Fernand ouvrit la bouche pour répondre; mais la voix expira dans sa gorge, et il ne put articuler un seul mot.

«Aujourd’hui les accords, demain ou après-demain les fiançailles… diable! vous êtes bien pressé, capitaine.

– Danglars, reprit Edmond en souriant, je vous dirai comme Mercédès disait tout à l’heure à Caderousse: ne me donnez pas le titre qui ne me convient pas encore, cela me porterait malheur.

– Pardon, répondit Danglars; je disais donc simplement que vous paraissiez bien pressé; que diable! nous avons le temps: le Pharaon ne se remettra guère en mer avant trois mois.

– On est toujours pressé d’être heureux, monsieur Danglars, car lorsqu’on a souffert longtemps on a grand-peine à croire au bonheur. Mais ce n’est pas l’égoïsme seul qui me fait agir: il faut que j’aille à Paris.

– Ah! vraiment! à Paris: et c’est la première fois que vous y allez, Dantès?

– Oui.

– Vous y avez affaire?

– Pas pour mon compte: une dernière commission de notre pauvre capitaine Leclère à remplir; vous comprenez, Danglars, c’est sacré. D’ailleurs soyez tranquille, je ne prendrai que le temps d’aller et revenir.

– Oui, oui, je comprends», dit tout haut Danglars.

Puis tout bas:

«À Paris, pour remettre à son adresse sans doute la lettre que le grand maréchal lui a donnée. Pardieu! cette lettre me fait pousser une idée, une excellente idée! Ah! Dantès, mon ami, tu n’es pas encore couché au registre du Pharaon sous le numéro 1.»

Puis se retournant vers Edmond, qui s’éloignait déjà:

«Bon voyage! lui cria-t-il.

– Merci», répondit Edmond en retournant la tête et en accompagnant ce mouvement d’un geste amical.

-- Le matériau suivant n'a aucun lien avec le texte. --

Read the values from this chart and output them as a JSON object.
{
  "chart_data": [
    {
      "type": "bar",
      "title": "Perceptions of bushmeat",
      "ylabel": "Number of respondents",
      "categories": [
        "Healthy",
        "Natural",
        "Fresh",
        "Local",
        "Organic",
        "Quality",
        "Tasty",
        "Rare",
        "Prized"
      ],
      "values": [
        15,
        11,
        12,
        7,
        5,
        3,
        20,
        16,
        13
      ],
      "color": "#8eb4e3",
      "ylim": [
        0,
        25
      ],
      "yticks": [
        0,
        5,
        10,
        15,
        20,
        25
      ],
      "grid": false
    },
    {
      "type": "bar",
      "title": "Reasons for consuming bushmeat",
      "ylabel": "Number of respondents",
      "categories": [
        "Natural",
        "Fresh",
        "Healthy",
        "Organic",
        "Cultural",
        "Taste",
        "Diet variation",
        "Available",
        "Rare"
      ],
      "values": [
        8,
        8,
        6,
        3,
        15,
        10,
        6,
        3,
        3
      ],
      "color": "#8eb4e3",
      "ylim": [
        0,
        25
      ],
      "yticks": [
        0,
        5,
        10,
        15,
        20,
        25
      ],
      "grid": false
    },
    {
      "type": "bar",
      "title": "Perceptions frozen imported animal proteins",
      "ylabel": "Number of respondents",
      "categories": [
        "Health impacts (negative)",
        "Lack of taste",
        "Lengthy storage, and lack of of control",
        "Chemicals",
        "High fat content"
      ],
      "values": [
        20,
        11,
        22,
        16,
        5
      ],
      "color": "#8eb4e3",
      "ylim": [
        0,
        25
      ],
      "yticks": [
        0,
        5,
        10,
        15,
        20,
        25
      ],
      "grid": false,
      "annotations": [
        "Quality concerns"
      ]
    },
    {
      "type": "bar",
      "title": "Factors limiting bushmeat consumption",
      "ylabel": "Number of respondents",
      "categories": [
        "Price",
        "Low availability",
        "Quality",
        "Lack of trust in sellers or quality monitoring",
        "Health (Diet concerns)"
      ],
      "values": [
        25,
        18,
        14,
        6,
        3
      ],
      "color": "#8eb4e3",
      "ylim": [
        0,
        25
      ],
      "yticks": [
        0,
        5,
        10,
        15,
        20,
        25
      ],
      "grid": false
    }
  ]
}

Puis les deux amants continuèrent leur route, calmes et joyeux comme deux élus qui montent au ciel.

IV. Complot.

Danglars suivit Edmond et Mercédès des yeux jusqu’à ce que les deux amants eussent disparu à l’un des angles du fort Saint-Nicolas; puis, se retournant alors, il aperçut Fernand, qui était retombé pâle et frémissant sur sa chaise, tandis que Caderousse balbutiait les paroles d’une chanson à boire.

«Ah çà! mon cher monsieur, dit Danglars à Fernand, voilà un mariage qui ne me paraît pas faire le bonheur de tout le monde!

– Il me désespère, dit Fernand.

– Vous aimiez donc Mercédès?

– Je l’adorais!

– Depuis longtemps?

– Depuis que nous nous connaissons, je l’ai toujours aimée.

– Et vous êtes là à vous arracher les cheveux, au lieu de chercher remède à la chose! Que diable! je ne croyais pas que ce fût ainsi qu’agissaient les gens de votre nation.

– Que voulez-vous que je fasse? demanda Fernand.

– Et que sais-je, moi? Est-ce que cela me regarde? Ce n’est pas moi, ce me semble, qui suis amoureux de Mlle Mercédès, mais vous. Cherchez, dit l’Évangile, et vous trouverez.